- Genre: Thriller; horror;
- Written by: George Lefferts
- Directed by: Gus Trikonis
- Starring: Eleanor Parker; Jessica Walter; John Rubinstein; Connie Sellecca;
- Music by: George Romanis
- Country of origin: United States
- Original language: English

Production
- Executive producers: Merrill Grant; Barry J. Weitz;
- Cinematography: Thomas Del Ruth
- Editor: Ira Heymann
- Running time: 100 minutes

Original release
- Network: NBC
- Release: December 10, 1979

= She's Dressed to Kill =

1979 television movie directed by Gus Trikonis

She's Dressed to Kill is a 1979 American television slasher film directed by Gus Trikonis and starring Jessica Walter, John Rubinstein, Connie Sellecca, Jim McMullan, Clive Revill, and Gretchen Corbett. Its plot follows a fashion designer who holds a party at her mansion, where the guests begin to get murdered.
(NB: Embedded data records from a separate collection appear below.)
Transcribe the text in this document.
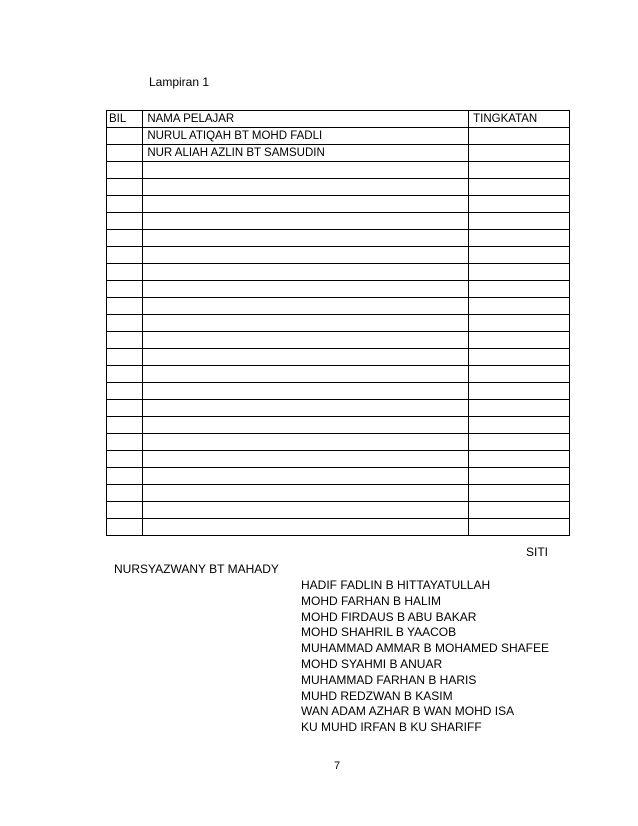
Lampiran 1
BIL	NAMA PELAJAR	TINGKATAN
	NURUL ATIQAH BT MOHD FADLI	
	NUR ALIAH AZLIN BT SAMSUDIN	

SITI
NURSYAZWANY BT MAHADY
HADIF FADLIN B HITTAYATULLAH
MOHD FARHAN B HALIM
MOHD FIRDAUS B ABU BAKAR
MOHD SHAHRIL B YAACOB
MUHAMMAD AMMAR B MOHAMED SHAFEE
MOHD SYAHMI B ANUAR
MUHAMMAD FARHAN B HARIS
MUHD REDZWAN B KASIM
WAN ADAM AZHAR B WAN MOHD ISA
KU MUHD IRFAN B KU SHARIFF
7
The film was also known under the title Someone's Killing the World's Greatest Models.

==Release==
The film aired on NBC as a Movie of the Week on Monday, December 10, 1979.

===Critical response===
People magazine wrote of the film: "It’s your basic people-trapped-at-isolated-snowy-resort-with-murderer tale, but suspenseful."

==Legacy==
The film is cited by Camille Paglia in an essay featured in her book Provocations: Collected Essays on Art, Feminism, Politics, Sex, and Education (1985).